Fadlallah met en garde contre les fatwa qui appellent à la profanation des tombes et à son exploitation par les services de renseignement dans le but de provoquer des discordes entre les Musulmans.

Il a appelé l’Organisation de la Conférence Islamique et l’Union des Savants Musulmans à barrer la route aux répercussions de ces fatwa

Son Eminence, l’Autorité religieuse, l’Ayatollah Muhammad Hussein Fadlallah a affirmé que certaines fatwa au sujet desquelles divergent les avis jurisprudentiels devraient être discutées au moyen du dialogue entre les savants en vue de trancher à leur sujet par la voie de l’ijtihâd. Il a mis en garde contre l’exploitation de certaines de ces fatwa par les services de renseignement dans le but de provoquer des discordes entre les Musulmans.

Il a en outre signalé que la construction de sanctuaires sur les lieux qui renferment les tombeaux des prophètes et des saints n’est pas propre à une secte donnée, attirant l’attention sur l’existence de sanctuaires sunnites et d’autres chiites en Iraq et affirmant que ceux qui visitent ces sanctuaires le font pour saluer les prophètes et les saints, et que dans le cas où l’on relève certains agissements négatifs, ces agissements font l’objet de critiques de la part des savants conscients.

Son Eminence a mis en garde contre le caractère grave des fatwa qui autorisent la démolition des tombes des saints et des personnages pieux, et a appelé l’Organisation de la Conférence Islamique, l’Union des Savants Musulmans, les associations et autres organisations islamiques à barrer la route aux répercussions dangereuses de ces fatwa.

A ce propos, son Eminence a publié dernièrement un communiqué ou il a condamné les fatwa qui autorisent la démolition des tombes. Voici le texte de ce communiqué :

Des fatwa ont été prononcées dernièrement qui autorisent la démolition des tombeaux, y compris ceux des saints et des personnages pieux, est ce à partir d’une compréhension -fondée sur l’ijtihâd- de certains rapports émanant du Prophète (P).

Nous ne nions le droit de quiconque de comprendre le texte religieux à partir de l’ijtihâd fondé sur des bases scientifiques et objectives. Toutefois, nous attirons l’attention sur ce qui suit :

Premièrement : L’avis fondé sur l’ijtihâd qui donne lieu à ces fatwa fait toujours l’objet de discussions et de débats dans les milieux scientifiques musulmans, chiites comme sunnites, et ne représente pas un avis islamique général qui permetterait aux initiateurs de ces fatwa de les imposer aux autres Musulmans qui en ont un avis différent.
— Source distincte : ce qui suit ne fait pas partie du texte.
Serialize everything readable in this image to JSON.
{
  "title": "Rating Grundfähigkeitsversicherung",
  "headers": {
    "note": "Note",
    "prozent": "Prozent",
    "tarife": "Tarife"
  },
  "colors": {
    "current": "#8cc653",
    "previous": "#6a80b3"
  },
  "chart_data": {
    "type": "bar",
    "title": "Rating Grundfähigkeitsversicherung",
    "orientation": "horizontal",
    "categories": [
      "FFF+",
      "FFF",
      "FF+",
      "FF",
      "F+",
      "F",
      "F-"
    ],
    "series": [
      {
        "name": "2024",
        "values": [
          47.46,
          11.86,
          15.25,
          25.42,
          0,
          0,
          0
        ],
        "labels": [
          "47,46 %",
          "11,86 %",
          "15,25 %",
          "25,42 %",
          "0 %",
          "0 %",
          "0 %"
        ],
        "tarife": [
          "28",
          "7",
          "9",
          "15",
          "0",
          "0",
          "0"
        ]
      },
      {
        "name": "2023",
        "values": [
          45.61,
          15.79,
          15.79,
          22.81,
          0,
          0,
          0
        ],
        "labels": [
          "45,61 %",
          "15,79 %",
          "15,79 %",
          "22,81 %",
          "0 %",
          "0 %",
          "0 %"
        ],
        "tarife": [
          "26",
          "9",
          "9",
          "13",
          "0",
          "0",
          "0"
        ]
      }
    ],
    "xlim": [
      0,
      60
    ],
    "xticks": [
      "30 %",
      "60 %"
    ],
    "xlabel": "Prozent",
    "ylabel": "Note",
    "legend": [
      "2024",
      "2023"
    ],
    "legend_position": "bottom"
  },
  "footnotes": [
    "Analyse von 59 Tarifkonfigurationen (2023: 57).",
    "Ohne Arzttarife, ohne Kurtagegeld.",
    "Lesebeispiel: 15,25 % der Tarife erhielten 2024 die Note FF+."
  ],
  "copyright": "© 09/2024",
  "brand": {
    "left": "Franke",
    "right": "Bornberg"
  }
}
Deuxièmement : La construction de sanctuaires qui renferment les tombeaux de prophètes, de saints ou de savants se fait dans beaucoup de pays musulmans. Ainsi il existe en Iraq des sanctuaires revenant aux Imâms appartenant aux Gens de la Maison (p) aussi bien que les tombeaux de personnalités islamiques sunnites comme l’Imâm Abû Hanîfa et ‘Abdulqâdir al-Gîlânî. En Egypte, on trouve le sanctuaire de Sayyida Zaynab Fille de ‘Alî, celui qui renferme la tête de al-Hussein et celui de Sayyida Nafîssa. On construit également des sanctuaires dans d’autres pays musulmans pour des personnalités religieuses. Cela signifie que le fatwa qui ordonne la démolition de ces sanctuaires touchera l’ensemble du monde musulman et non pas un seul de ses pays. Elle peut même en arriver à profaner certains tombeaux respectés par la totalité des Musulmans, ce qui peut conduire à des secousses majeures dans le monde musulman que personne ne pourra arrêter.

Troisièmement : Le fait que beaucoup de Musulmans trouvent licite de construire des sanctuaires sur les lieux qui renferment des tombes de saints, prouvent qu’ils ne considèrent pas ce qu’ils font comme une expression de polythéisme, car ceux qui les visitent le font pour saluer les prophètes et les saints et non pas pour les adorer à l’exclusion de Dieu. Mais s’il existe des cas où l’on relève certains agissements négatifs, ces agissements font l’objet de critiques de la part des savants conscients.

Quatrièmement : Les fatwa au sujet desquelles divergent les avis jurisprudentiels devraient être discutées au moyen du dialogue entre les savants en vue de trancher à leur sujet par la voie de l’ijtihâd. Elle ne devraient pas être prononcées de cette manière d’autant plus que notre réalité a beaucoup de points faibles qui peuvent être exploités par les services de renseignement dans le but de provoquer des secousses et des discordes majeures entre les Musulmans. Nous l’avons vu avec l’attentat perpétré contre le sanctuaire des deux Imâms al-‘Askarî à Samurrâ’ qui a renforcé le climat de discorde que l’occupation tentait de provoquer dès le premier jour de son arrivée en Iraq.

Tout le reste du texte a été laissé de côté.